Nesta quinta-feira (17), o suspeito passou por audiência de custódia e teve o flagrante convertido em prisão preventiva, o que significa que ele permanecerá preso por tempo indeterminado.
Em depoimento à Polícia Civil, o suspeito alegou ter chegado em casa por volta das 23h, após ter ingerido bebida alcoólica e cocaína. Ele morava com os pais, mas dormia em um quarto nos fundos da residência.
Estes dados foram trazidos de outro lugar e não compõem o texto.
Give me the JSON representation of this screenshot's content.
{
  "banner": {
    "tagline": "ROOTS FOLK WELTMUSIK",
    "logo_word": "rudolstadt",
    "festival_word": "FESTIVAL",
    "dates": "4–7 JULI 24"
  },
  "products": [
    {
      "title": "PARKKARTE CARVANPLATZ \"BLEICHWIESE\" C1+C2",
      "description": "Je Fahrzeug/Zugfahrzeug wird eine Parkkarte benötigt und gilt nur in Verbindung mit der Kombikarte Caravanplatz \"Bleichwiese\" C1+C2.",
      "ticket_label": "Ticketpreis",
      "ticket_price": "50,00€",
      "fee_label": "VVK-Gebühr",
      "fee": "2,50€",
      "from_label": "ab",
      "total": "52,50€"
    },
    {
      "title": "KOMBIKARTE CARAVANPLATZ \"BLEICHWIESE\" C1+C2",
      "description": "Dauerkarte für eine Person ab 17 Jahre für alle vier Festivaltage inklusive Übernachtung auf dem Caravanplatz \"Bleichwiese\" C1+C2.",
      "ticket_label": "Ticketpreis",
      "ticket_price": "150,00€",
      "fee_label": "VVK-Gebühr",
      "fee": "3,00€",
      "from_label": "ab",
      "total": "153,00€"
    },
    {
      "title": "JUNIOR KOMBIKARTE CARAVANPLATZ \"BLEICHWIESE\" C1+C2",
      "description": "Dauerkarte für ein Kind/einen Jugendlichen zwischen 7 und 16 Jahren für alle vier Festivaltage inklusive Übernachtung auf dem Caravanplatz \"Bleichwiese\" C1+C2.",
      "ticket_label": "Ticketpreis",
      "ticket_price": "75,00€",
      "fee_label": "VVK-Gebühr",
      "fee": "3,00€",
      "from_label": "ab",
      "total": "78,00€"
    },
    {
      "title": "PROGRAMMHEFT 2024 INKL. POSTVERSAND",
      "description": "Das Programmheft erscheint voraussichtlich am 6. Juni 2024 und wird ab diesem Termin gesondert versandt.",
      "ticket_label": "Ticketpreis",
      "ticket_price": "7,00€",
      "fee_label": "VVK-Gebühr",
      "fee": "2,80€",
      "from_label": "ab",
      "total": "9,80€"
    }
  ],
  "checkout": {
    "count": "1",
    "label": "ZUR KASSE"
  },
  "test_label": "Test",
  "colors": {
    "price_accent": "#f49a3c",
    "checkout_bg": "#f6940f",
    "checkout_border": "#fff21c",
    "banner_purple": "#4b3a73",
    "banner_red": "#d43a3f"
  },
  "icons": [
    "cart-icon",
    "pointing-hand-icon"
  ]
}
No momento do crime, a mãe não estava no local, pois havia saído para cuidar da própria mãe.
Segundo o relato do filho, o pai foi até os fundos, tirou satisfações e começou a ofendê-lo. O rapaz alegou que a situação o deixou nervoso e que passou a agredir o pai até que ele parasse de se mexer.
PANELA APREENDIDA
De acordo com a polícia, o aposentado apresentava ferimentos contusos na cabeça — lesões provocadas pelo impacto de superfícies ou objetos sem corte ou ponta —, além de marcas aparentes de afundamento craniano. Contudo, ainda é preciso apurar com precisão qual objeto provocou os ferimentos ou se eles ocorreram durante uma luta corporal.
Uma panela foi apreendida pela polícia como possível arma do crime e será periciada.
A mãe da vítima já havia sido ouvida e confirmou que o filho é usuário contumaz de drogas. Ela relatou que ele já havia feito ameaças de morte e agredido o pai anteriormente, havendo inclusive boletins de ocorrência registrados sobre esses fatos.
COMO ACONTECEU
Logo na manhã de quarta-feira, a esposa da vítima estranhou a ausência do marido e perguntou ao filho se ele tinha notícias do pai. O rapaz respondeu que não sabia de nada.
Ainda segundo a polícia, por volta das 8h, ao retornar da casa de sua mãe, onde presta cuidados, a mulher encontrou o filho lavando o quintal e notou manchas de sangue no chão. Quando ela perguntou o que havia acontecido, o rapaz alegou que tinha sofrido uma queda e machucado o nariz.
Cada vez mais preocupada com o sumiço do marido, por volta das 10h30 a esposa foi até o Pronto-Socorro Municipal para verificar se ele havia dado entrada na unidade de saúde. Como não o encontrou, retornou para casa.
Por volta das 14h, ao voltar para o imóvel, a mulher viu o filho saindo do local carregando sacolas e uma bolsa improvisada com uma blusa preta. Antes de ir embora, o rapaz avisou a mãe que o pai estava no “quartinho dos fundos”.
Foi então que ela encontrou a vítima deitada de barriga para cima, com ferimentos e sangue em várias partes do corpo. A mulher acionou imediatamente a Polícia Militar e, em seguida, a Unidade de Resgate do Corpo de Bombeiros, mas o óbito foi constatado ainda no local.
O filho foi preso no início da noite pela Polícia Militar na rua Jerônimo de Mello, no bairro Jardim do Trevo.